IRBs will only approve research that deals with medically important questions in a scientific and responsible way. The IRB at each study location will continue to monitor study conduct throughout the trial and is notified of any adverse events.

Site Principal Investigator

The study site principal investigator (PI), usually a CF doctor, is the leader of the research team. They are responsible for the oversight of a study at a particular site. The most important part of the PI's responsibility is to monitor the safety of the study participants at their site.

Before enrollment, the PI reviews your health to see if you can safely participate in the study. During the study, the PI reviews all safety measurements including lung function, blood work, and any changes in symptoms or overall health.

The PI's first priority is always the participant's safety. If at any time the PI feels the study is not in your best interest, the PI has not only the right -- but also the duty -- to remove you from the study.

“Your care team isn't going to intentionally put you at risk or weigh the odds when it comes to your health -- it always comes first. I think trusting that is important.” -- Jodi Marquez, an adult with CF, who has participated in two clinical trials

Your Role as a Study Participant

In the informed consent process, you are given all the available information about the study, including the time commitment, procedures, and possible risks and benefits. It is important for you to ask as many questions as needed so that you can feel comfortable about participating.
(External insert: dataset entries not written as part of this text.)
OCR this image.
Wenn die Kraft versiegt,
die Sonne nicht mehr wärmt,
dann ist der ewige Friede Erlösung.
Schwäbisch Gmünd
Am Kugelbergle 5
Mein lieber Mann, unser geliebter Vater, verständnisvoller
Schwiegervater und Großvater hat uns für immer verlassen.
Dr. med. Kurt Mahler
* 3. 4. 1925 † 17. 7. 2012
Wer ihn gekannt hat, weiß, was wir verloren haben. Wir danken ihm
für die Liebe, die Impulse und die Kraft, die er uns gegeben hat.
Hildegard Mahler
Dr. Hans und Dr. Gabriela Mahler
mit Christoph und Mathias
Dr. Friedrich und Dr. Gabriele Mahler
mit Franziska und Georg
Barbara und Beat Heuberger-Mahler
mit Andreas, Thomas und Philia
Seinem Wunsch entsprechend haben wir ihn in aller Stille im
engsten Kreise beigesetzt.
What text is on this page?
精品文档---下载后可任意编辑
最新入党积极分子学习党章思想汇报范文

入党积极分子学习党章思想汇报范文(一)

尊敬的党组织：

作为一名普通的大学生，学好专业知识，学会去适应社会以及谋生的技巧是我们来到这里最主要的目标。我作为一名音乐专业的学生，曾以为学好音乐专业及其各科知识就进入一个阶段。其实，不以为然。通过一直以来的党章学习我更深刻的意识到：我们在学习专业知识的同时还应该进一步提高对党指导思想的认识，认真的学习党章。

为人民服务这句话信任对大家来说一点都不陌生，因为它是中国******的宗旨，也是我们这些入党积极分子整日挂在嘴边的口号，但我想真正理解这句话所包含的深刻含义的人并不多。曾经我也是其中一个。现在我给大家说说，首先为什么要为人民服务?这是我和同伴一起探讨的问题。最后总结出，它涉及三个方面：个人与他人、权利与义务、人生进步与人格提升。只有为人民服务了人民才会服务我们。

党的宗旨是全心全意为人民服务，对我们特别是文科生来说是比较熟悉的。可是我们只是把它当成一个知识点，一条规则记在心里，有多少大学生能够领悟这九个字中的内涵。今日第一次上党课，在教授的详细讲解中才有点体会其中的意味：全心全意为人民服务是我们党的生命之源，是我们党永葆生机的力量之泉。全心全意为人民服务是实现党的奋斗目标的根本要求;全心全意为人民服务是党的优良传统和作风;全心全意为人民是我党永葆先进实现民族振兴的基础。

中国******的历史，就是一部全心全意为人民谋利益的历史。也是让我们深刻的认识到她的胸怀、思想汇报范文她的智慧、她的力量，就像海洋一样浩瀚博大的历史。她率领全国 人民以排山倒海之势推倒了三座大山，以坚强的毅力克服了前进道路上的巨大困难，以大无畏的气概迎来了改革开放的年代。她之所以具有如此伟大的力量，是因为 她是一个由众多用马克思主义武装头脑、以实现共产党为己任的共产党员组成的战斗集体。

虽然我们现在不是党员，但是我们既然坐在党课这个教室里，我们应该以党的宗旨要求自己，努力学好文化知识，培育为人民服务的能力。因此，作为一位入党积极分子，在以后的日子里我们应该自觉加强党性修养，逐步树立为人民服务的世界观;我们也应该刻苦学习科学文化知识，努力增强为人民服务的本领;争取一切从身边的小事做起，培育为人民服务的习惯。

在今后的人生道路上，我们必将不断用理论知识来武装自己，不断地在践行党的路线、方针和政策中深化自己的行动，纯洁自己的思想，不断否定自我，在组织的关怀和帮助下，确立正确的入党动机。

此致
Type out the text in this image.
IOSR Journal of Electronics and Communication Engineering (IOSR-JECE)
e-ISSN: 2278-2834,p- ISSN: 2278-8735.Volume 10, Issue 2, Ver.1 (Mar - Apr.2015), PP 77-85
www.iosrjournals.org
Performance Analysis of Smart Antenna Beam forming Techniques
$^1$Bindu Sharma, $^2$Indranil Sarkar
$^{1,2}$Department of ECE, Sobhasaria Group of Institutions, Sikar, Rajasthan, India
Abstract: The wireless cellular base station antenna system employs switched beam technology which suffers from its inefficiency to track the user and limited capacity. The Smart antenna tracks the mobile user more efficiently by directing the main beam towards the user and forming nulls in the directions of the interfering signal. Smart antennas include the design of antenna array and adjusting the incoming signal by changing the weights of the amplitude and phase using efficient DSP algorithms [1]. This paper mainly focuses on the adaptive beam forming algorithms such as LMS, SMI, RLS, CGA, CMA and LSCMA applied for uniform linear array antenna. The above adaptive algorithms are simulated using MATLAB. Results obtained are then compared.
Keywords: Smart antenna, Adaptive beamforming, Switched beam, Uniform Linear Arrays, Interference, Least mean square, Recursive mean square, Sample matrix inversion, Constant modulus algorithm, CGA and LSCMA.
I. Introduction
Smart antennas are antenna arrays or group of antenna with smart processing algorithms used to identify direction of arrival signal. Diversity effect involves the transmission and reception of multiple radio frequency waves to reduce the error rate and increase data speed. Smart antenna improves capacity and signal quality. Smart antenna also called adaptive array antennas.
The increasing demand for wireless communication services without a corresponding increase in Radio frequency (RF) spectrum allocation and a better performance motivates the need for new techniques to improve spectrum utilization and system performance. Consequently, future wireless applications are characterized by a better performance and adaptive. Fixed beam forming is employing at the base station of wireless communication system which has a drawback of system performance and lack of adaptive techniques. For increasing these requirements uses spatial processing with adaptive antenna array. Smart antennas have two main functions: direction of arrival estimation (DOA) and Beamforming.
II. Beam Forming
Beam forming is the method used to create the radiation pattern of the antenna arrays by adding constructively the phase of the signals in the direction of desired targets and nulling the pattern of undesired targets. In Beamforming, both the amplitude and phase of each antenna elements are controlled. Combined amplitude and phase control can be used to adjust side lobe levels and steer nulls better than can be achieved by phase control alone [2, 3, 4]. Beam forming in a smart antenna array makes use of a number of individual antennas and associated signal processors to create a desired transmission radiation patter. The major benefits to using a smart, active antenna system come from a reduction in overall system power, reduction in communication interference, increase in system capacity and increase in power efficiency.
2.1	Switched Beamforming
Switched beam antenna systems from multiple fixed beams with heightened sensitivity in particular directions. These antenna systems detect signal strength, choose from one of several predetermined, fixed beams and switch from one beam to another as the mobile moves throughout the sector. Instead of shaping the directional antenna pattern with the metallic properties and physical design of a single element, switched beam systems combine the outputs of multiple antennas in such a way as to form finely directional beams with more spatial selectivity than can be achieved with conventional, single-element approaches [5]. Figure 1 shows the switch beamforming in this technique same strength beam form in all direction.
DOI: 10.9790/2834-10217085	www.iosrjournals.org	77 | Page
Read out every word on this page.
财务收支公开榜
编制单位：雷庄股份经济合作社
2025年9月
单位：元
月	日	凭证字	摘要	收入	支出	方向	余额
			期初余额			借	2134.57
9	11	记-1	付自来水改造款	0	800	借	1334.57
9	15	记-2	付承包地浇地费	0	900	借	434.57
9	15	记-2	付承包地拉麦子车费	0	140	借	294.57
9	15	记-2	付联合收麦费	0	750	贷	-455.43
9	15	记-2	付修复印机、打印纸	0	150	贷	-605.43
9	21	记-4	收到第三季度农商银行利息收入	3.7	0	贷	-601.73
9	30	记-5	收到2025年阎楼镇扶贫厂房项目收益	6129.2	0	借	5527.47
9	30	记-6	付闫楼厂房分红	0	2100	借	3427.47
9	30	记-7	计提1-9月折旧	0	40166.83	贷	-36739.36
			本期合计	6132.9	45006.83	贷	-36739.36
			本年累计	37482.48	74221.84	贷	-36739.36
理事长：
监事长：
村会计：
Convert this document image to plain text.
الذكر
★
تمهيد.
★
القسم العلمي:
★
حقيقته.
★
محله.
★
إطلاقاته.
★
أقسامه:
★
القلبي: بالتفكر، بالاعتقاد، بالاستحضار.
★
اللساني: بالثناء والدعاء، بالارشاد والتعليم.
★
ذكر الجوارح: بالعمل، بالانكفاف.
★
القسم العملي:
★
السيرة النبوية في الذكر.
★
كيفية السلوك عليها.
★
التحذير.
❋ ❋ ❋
During the study, you are responsible for following the study plan as explained to you during the informed consent process. It's important to keep your doctor informed about how you're feeling and any concerns you may have. Before enrolling in a study, ask who you should contact with concerns: your regular care team, the research team, or both.

Remember, your safety is the priority. If you feel that it's not in your best interest to continue, you can drop out of a trial at any time.